Service Fee – An out-of-pocket payment, much like an insurance deductible, due each time you make a new service request through your home warranty provider. Even if the issue at hand isn’t eligible for a covered repair or replacement, you’ll still be required to pay a service fee for the initial diagnosis. Most service fees range from $60-$125.

Service Records –Receipts, maintenance reports, or any other proof of previously scheduled servicing for the appliances and systems in your home. Your home warranty provider can request service records anytime during the claims process.

Simple Mechanical Test – A surface-level inspection of an appliance or system’s basic functionality. Standard mechanical testing generally involves turning an item on and off to ensure proper operation without abnormal sounds, smells, or poor responsivity.
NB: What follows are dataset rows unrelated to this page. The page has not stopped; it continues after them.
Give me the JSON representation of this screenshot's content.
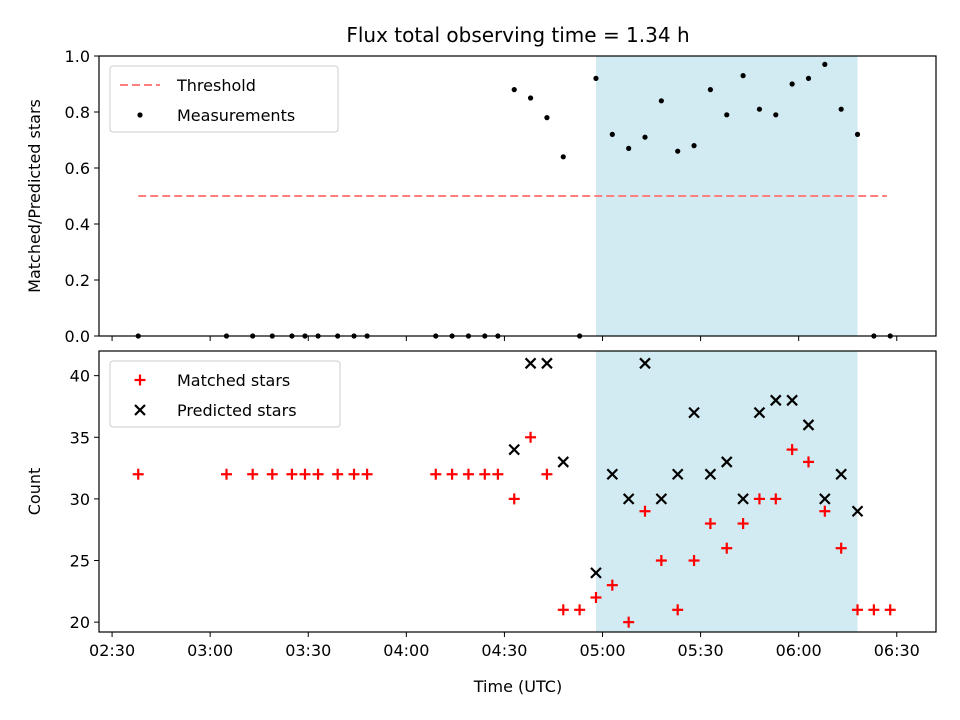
{
  "title": "Flux total observing time = 1.34 h",
  "xlabel": "Time (UTC)",
  "x_ticks": [
    "02:30",
    "03:00",
    "03:30",
    "04:00",
    "04:30",
    "05:00",
    "05:30",
    "06:00",
    "06:30"
  ],
  "colors": {
    "threshold": "#ff7f7f",
    "span": "#add8e6",
    "matched": "#ff0000",
    "predicted": "#000000",
    "measurement": "#000000"
  },
  "chart_data": [
    {
      "type": "scatter",
      "ylabel": "Matched/Predicted stars",
      "ylim": [
        0,
        1.0
      ],
      "y_ticks": [
        "0.0",
        "0.2",
        "0.4",
        "0.6",
        "0.8",
        "1.0"
      ],
      "legend_position": "top-left",
      "shaded_span": {
        "x": [
          "04:58",
          "06:18"
        ]
      },
      "threshold": {
        "name": "Threshold",
        "y": 0.5,
        "x": [
          "02:38",
          "06:27"
        ]
      },
      "series": [
        {
          "name": "Measurements",
          "x": [
            "02:38",
            "03:05",
            "03:13",
            "03:19",
            "03:25",
            "03:29",
            "03:33",
            "03:39",
            "03:44",
            "03:48",
            "04:09",
            "04:14",
            "04:19",
            "04:24",
            "04:28",
            "04:33",
            "04:38",
            "04:43",
            "04:48",
            "04:53",
            "04:58",
            "05:03",
            "05:08",
            "05:13",
            "05:18",
            "05:23",
            "05:28",
            "05:33",
            "05:38",
            "05:43",
            "05:48",
            "05:53",
            "05:58",
            "06:03",
            "06:08",
            "06:13",
            "06:18",
            "06:23",
            "06:28"
          ],
          "values": [
            0,
            0,
            0,
            0,
            0,
            0,
            0,
            0,
            0,
            0,
            0,
            0,
            0,
            0,
            0,
            0.88,
            0.85,
            0.78,
            0.64,
            0,
            0.92,
            0.72,
            0.67,
            0.71,
            0.84,
            0.66,
            0.68,
            0.88,
            0.79,
            0.93,
            0.81,
            0.79,
            0.9,
            0.92,
            0.97,
            0.81,
            0.72,
            0,
            0
          ]
        }
      ]
    },
    {
      "type": "scatter",
      "ylabel": "Count",
      "ylim": [
        19.2,
        42
      ],
      "y_ticks": [
        "20",
        "25",
        "30",
        "35",
        "40"
      ],
      "legend_position": "top-left",
      "shaded_span": {
        "x": [
          "04:58",
          "06:18"
        ]
      },
      "series": [
        {
          "name": "Matched stars",
          "marker": "+",
          "x": [
            "02:38",
            "03:05",
            "03:13",
            "03:19",
            "03:25",
            "03:29",
            "03:33",
            "03:39",
            "03:44",
            "03:48",
            "04:09",
            "04:14",
            "04:19",
            "04:24",
            "04:28",
            "04:33",
            "04:38",
            "04:43",
            "04:48",
            "04:53",
            "04:58",
            "05:03",
            "05:08",
            "05:13",
            "05:18",
            "05:23",
            "05:28",
            "05:33",
            "05:38",
            "05:43",
            "05:48",
            "05:53",
            "05:58",
            "06:03",
            "06:08",
            "06:13",
            "06:18",
            "06:23",
            "06:28"
          ],
          "values": [
            32,
            32,
            32,
            32,
            32,
            32,
            32,
            32,
            32,
            32,
            32,
            32,
            32,
            32,
            32,
            30,
            35,
            32,
            21,
            21,
            22,
            23,
            20,
            29,
            25,
            21,
            25,
            28,
            26,
            28,
            30,
            30,
            34,
            33,
            29,
            26,
            21,
            21,
            21
          ]
        },
        {
          "name": "Predicted stars",
          "marker": "x",
          "x": [
            "04:33",
            "04:38",
            "04:43",
            "04:48",
            "04:58",
            "05:03",
            "05:08",
            "05:13",
            "05:18",
            "05:23",
            "05:28",
            "05:33",
            "05:38",
            "05:43",
            "05:48",
            "05:53",
            "05:58",
            "06:03",
            "06:08",
            "06:13",
            "06:18"
          ],
          "values": [
            34,
            41,
            41,
            33,
            24,
            32,
            30,
            41,
            30,
            32,
            37,
            32,
            33,
            30,
            37,
            38,
            38,
            36,
            30,
            32,
            29
          ]
        }
      ]
    }
  ]
}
Specific Plans – Some home warranty providers offer specialty plan options specifically tailored to buyers’ and sellers’ needs. These plan types are usually available through real estate agents who partner with a particular home warranty provider.
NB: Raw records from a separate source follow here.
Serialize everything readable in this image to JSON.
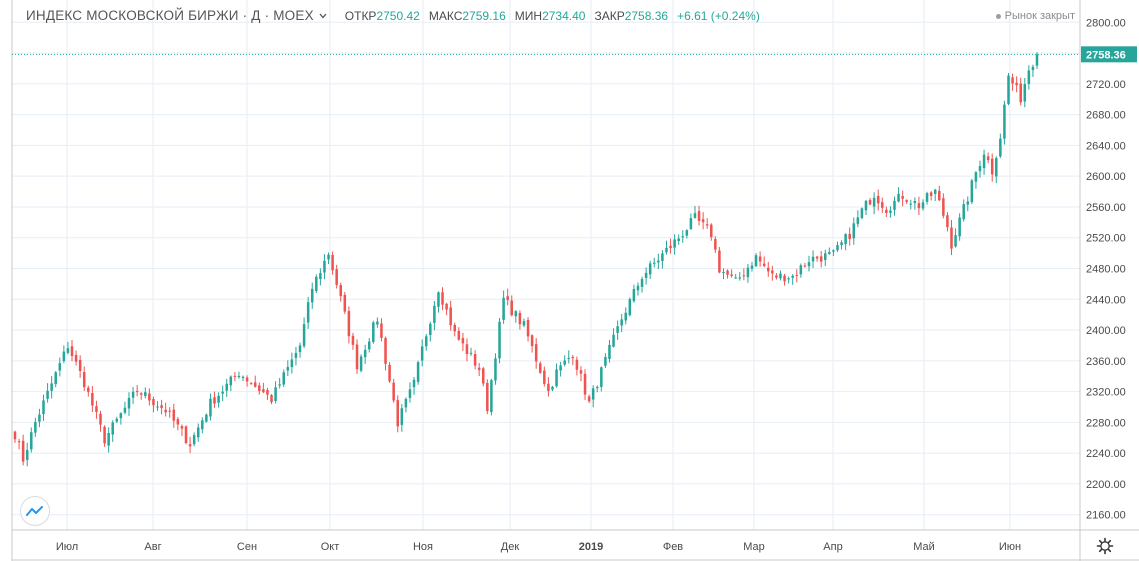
{
  "header": {
    "symbol": "ИНДЕКС МОСКОВСКОЙ БИРЖИ · Д · MOEX",
    "ohlc": [
      {
        "label": "ОТКР",
        "value": "2750.42"
      },
      {
        "label": "МАКС",
        "value": "2759.16"
      },
      {
        "label": "МИН",
        "value": "2734.40"
      },
      {
        "label": "ЗАКР",
        "value": "2758.36"
      }
    ],
    "change": "+6.61 (+0.24%)",
    "market_status": "Рынок закрыт"
  },
  "icons": {
    "chevron": "chevron-down-icon",
    "logo": "tradingview-logo-icon",
    "settings": "gear-icon"
  },
  "colors": {
    "up": "#26a69a",
    "down": "#ef5350",
    "grid": "#e6eef5",
    "last_price_line": "#26a69a"
  },
  "chart_data": {
    "type": "candlestick",
    "x_tick_labels": [
      "Июл",
      "Авг",
      "Сен",
      "Окт",
      "Ноя",
      "Дек",
      "2019",
      "Фев",
      "Мар",
      "Апр",
      "Май",
      "Июн"
    ],
    "y_tick_labels": [
      "2160.00",
      "2200.00",
      "2240.00",
      "2280.00",
      "2320.00",
      "2360.00",
      "2400.00",
      "2440.00",
      "2480.00",
      "2520.00",
      "2560.00",
      "2600.00",
      "2640.00",
      "2680.00",
      "2720.00",
      "2760.00",
      "2800.00"
    ],
    "last_price_label": "2758.36",
    "ylim": [
      2130,
      2825
    ],
    "monthly_opens": [
      {
        "month": "Июл",
        "value": 2265
      },
      {
        "month": "Авг",
        "value": 2290
      },
      {
        "month": "Сен",
        "value": 2275
      },
      {
        "month": "Окт",
        "value": 2455
      },
      {
        "month": "Ноя",
        "value": 2325
      },
      {
        "month": "Дек",
        "value": 2370
      },
      {
        "month": "2019",
        "value": 2370
      },
      {
        "month": "Фев",
        "value": 2505
      },
      {
        "month": "Мар",
        "value": 2470
      },
      {
        "month": "Апр",
        "value": 2475
      },
      {
        "month": "Май",
        "value": 2560
      },
      {
        "month": "Июн",
        "value": 2630
      }
    ],
    "close_path": [
      [
        0,
        2265
      ],
      [
        2,
        2232
      ],
      [
        5,
        2280
      ],
      [
        13,
        2380
      ],
      [
        17,
        2332
      ],
      [
        22,
        2258
      ],
      [
        30,
        2322
      ],
      [
        37,
        2296
      ],
      [
        43,
        2252
      ],
      [
        48,
        2305
      ],
      [
        55,
        2345
      ],
      [
        63,
        2310
      ],
      [
        70,
        2380
      ],
      [
        73,
        2455
      ],
      [
        77,
        2500
      ],
      [
        80,
        2440
      ],
      [
        84,
        2355
      ],
      [
        89,
        2415
      ],
      [
        94,
        2280
      ],
      [
        98,
        2330
      ],
      [
        100,
        2375
      ],
      [
        104,
        2455
      ],
      [
        108,
        2395
      ],
      [
        114,
        2350
      ],
      [
        116,
        2300
      ],
      [
        120,
        2440
      ],
      [
        125,
        2405
      ],
      [
        131,
        2320
      ],
      [
        133,
        2345
      ],
      [
        137,
        2370
      ],
      [
        141,
        2305
      ],
      [
        149,
        2415
      ],
      [
        154,
        2470
      ],
      [
        159,
        2498
      ],
      [
        163,
        2520
      ],
      [
        167,
        2545
      ],
      [
        171,
        2525
      ],
      [
        173,
        2480
      ],
      [
        177,
        2462
      ],
      [
        182,
        2495
      ],
      [
        186,
        2470
      ],
      [
        191,
        2470
      ],
      [
        195,
        2492
      ],
      [
        201,
        2498
      ],
      [
        205,
        2525
      ],
      [
        208,
        2555
      ],
      [
        211,
        2577
      ],
      [
        214,
        2558
      ],
      [
        218,
        2575
      ],
      [
        222,
        2562
      ],
      [
        226,
        2580
      ],
      [
        229,
        2535
      ],
      [
        230,
        2512
      ],
      [
        234,
        2572
      ],
      [
        236,
        2605
      ],
      [
        238,
        2632
      ],
      [
        240,
        2607
      ],
      [
        242,
        2652
      ],
      [
        244,
        2730
      ],
      [
        247,
        2702
      ],
      [
        249,
        2740
      ],
      [
        251,
        2758.36
      ]
    ]
  }
}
Stoppages – Anything physically obstructing a home’s interior plumbing system — sinks, bathtubs, toilets, showers, etc. — is considered a stoppage. Clearing of clogs is only eligible for coverage through an accessible cleanout 100 feet from an access point. Most home warranty companies won’t cover stoppages caused by tree root infiltration, collapses, or warping.

T

Trade Service Call Fee – See “Service Fee.” An out-of-pocket payment due by the policyholder each time they file a claim with their provider for a new issue in their home.

Transferrable –The ability to pass ownership of a policy between homeowners. In other words, if a policyholder opts to sell their home, they’ll be able to transfer their coverage to the buyer.

V

Visual Inspection – Assessing a home system or appliance for missing components or visible signs of damage like frayed wiring, scorching or burn marks, poor workmanship, etc.

W

Waiting Period – A set period of time between initial sign-up and when policyholders can file their first service request. Most providers instate a 30-day hold before the coverage period begins after enrollment to dissuade homeowners from filing claims for pre-existing conditions.

Warranty – A form of written guarantee that promises a conditional remedy, often financial, for a specified product or set of scenarios. Warranties generally serve as an added layer of insurance, attesting to the quality or longevity of an item or service.

Workmanship Guarantee – Provides extra coverage against secondary failures caused by poor workmanship or any installation errors.